MARC Ratings has affirmed its AA-IS rating on Southern Power Generation Sdn Bhd’s (Southern Power) outstanding RM2.9 billion Sukuk Wakalah with a stable outlook.
Southern Power owns a 2x720MW combined-cycle gas-fired power plant in Pasir Gudang, Johor. Tenaga Nasional Berhad (TNB, AAA/Stable) indirectly owns 70% of Southern Power through its wholly-owned subsidiary TNB Power Generation Sdn Bhd; the remaining stake is held by SIPP Energy Sdn Bhd.
The rating reflects the strength of Southern Power’s 21-year power purchase agreement (PPA) with TNB that allocates demand and fuel price risks to the offtaker, subject to plant performance meeting PPA requirements. The rating is moderated by the risk of plant underperformance curtailing revenue and Southern Power’s ability to recover energy costs.
As of end-May 2025, Unit 1 recorded an unplanned outage rate (UOR) of 7.0% (end-2024: 3.6%), exceeding the PPA limit of 4.0%, mainly due to a high-pressure steam bypass sensor failure in February 2025 and cold reheat pipeline leaks in April 2025, both resolved within the same months in which they occurred. In contrast, Unit 2 has not experienced any material outages year to date, with its UOR continuing on a downward trajectory to 4.8% as at end-May 2025 (end-2024: 7.3%). Barring any further unplanned events, UORs are expected to fall below the PPA limit by end-March 2026 for Unit 1 and end-October 2025 for Unit 2.
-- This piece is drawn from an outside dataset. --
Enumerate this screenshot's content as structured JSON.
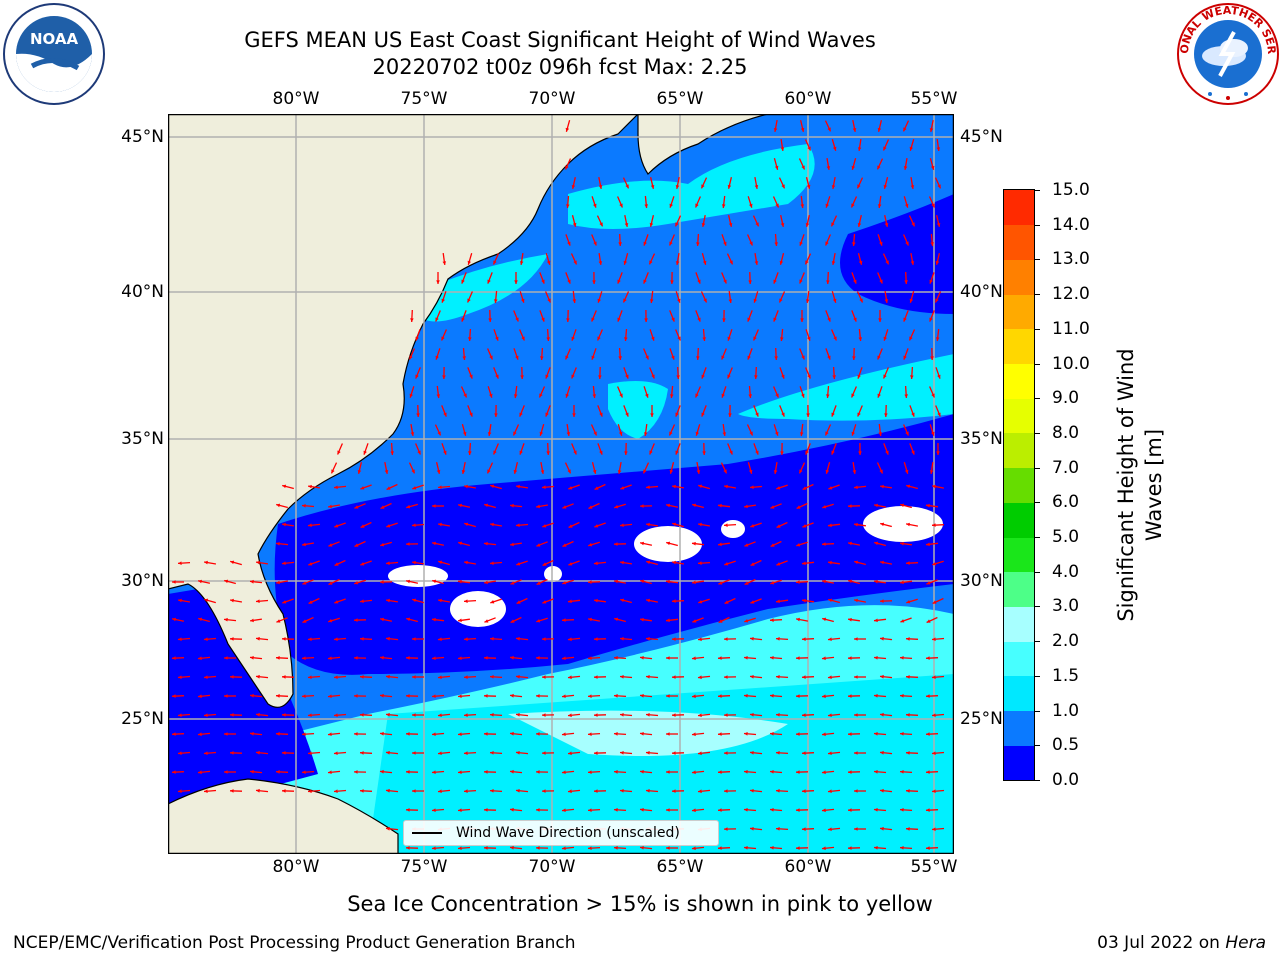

Outages reduced capacity payments (CP) by RM12.9 million through May 2025. For the full year, Southern Power expects the total reduction to not exceed RM19 million, or approximately 3.6% of projected CP. Additionally, both units’ heat rates slightly exceeded PPA thresholds by around 2% during 1Q2025, limiting full pass-through of fuel costs.
In 2024, Southern Power received RM163.0 million in liquidated damages from the engineering, procurement, and construction contractor for delays in achieving its commercial operation date, with about RM75 million offset against the contractor’s retention. It also received RM4.4 million from original equipment manufacturer GE Vernova, Inc under the gas turbine service agreement. These inflows improved project liquidity. Cash and bank balances stood at RM274.8 million as of end-September 2025, sufficient to meet the upcoming sukuk principal and profit payments totalling around RM195 million on 31 October 2025.
Southern Power’s base case cash flow yields an average financial service coverage ratio of 1.69x (minimum 1.37x) and remains resilient under moderate stress scenarios, including a 2% heat rate increase above PPA limits, 2% higher outages, and a 10% rise in operating costs.